The way to fix this, outside of a root and branch rewrite of HAL memory routines, appears to me to be to instigate the mechanism which hal_lib.c appeared to suggest was used but is not present, the re-use of memory space for components which are reloaded. There is commented out code in linuxcnc also suggesting this course.

It could be an option to have some memory set aside specifically for this, when the HAL heap is set up, which would simplify the process greatly, over having a constantly changing linked list of memory addresses to step through for instance.

Thinking time and do a scan of the code pre multicore, to see if the implementation did exist at that time and can be reused.

l29ah commented 6 years ago

Maybe related to my temp measurement problems: it seems to me like halcmd commands live in their own world when the gcode interpreter is crunching g1's: i try manipulating the pins of my pid instance, but it doesn't seem to influence its behaviour, even though getp tells me the values i've set. I'm not sure if i'm missing anything important.

ArcEye commented 6 years ago

I don't know what you mean.

When the interpreter is on a blocking M code, it does nothing until it returns. All the pin values are available, as my component to replace M109 showed

halcmd is a component. The sequence which is causing this problem is thus.

hal_lib loads a base component, which gives access to the hal library functions and sets up the hal memory heap and data structure.

Each halcmd usage, loads an iteration of hal_lib\<PID> as a component and then an iteration of halcmd\<PID>. When the command it was called for is completed, both the hal_lib\<PID> and halcmd\<PID> are unloaded but the memory is not freed.
The component has all its pins and params freed etc. and its header is marked as 'invalid', but it still lives in the list of loaded components and occupies the memory it was allocated.

Only when realtime is stopped and the base hal_lib is closed, does that call hal_sweep(), which iterates through all the components in the list, freeing their memory back to the hal heap, before that in turn is freed.

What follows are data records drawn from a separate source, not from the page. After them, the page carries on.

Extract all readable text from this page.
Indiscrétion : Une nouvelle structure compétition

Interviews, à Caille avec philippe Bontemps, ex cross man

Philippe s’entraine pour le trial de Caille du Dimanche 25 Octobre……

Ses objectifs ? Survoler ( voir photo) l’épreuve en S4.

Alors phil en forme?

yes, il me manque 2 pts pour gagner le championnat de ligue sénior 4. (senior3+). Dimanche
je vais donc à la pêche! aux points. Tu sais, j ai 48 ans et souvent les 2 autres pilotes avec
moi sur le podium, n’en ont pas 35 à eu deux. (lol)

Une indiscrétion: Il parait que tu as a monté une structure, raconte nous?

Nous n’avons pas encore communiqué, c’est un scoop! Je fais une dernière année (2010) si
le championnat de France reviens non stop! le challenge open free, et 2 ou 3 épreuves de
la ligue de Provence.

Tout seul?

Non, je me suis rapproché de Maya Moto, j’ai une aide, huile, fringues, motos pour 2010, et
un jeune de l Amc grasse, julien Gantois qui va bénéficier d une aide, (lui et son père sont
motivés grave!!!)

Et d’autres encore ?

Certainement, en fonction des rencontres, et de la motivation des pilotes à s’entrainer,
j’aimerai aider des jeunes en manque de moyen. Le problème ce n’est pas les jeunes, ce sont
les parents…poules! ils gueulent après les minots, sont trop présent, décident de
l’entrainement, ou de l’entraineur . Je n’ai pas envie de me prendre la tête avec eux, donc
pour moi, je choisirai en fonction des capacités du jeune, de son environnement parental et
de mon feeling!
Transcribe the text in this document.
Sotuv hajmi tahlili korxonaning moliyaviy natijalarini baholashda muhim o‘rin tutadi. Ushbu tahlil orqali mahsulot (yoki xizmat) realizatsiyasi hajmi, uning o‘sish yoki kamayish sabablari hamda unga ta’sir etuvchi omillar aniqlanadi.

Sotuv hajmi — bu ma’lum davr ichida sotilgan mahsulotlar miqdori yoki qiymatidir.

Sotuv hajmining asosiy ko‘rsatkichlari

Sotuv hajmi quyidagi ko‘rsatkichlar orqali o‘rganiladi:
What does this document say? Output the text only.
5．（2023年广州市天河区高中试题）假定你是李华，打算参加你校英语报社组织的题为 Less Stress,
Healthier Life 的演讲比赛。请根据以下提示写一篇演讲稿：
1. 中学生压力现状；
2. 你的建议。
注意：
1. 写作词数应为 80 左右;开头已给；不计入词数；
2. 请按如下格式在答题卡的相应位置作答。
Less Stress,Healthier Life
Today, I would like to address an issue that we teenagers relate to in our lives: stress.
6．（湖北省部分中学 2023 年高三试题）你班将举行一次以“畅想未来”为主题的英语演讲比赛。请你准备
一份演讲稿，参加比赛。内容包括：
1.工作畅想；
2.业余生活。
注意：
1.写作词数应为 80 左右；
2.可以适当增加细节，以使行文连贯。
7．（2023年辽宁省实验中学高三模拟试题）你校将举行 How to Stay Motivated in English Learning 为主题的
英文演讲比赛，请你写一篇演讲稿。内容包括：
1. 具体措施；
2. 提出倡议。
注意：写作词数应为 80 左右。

I suspect this dates back to the inception of instantiated components. Because a 'base component' is loaded and then instances are instantiated from it, strict housekeeping would be required to track all the instantiations and ensure all was freed on shutdown.

This works absolutely fine 99.9% of the time, because people do not keep launching components after the machine is initialised.

However this breaks in the corner cases where halcmd show terminal output is used repeatedly to read a pin value, which is an inherently bad idea anyway, because it relies upon a rigidly formatted output and can be broken by a single change to that output text.

Because the iterations of hal_lib\<PID> and halcmd\<PID> do not return their memory to the hal heap, eventually there is no memory left to allocate.

The issue of boundary alignment was a 'red herring'.
The usual way of dealing with this is to have a pointer to the real start of the memory allocated behind the actual pointer issued. Thus a pointer of 07ff8888 would be the start of the aligned memory to be used and the pointer which holds the actual start point to be used when freeing memory, would be at the address, 07ff8888 - (sizeof pointer). Then you free sizeof(component structure) + sizeof(alignment offset) It looks like the code is doing something similar.

summerlotus513 commented 1 year ago

I also encountered this problem recently when using halcmd, is there a solution?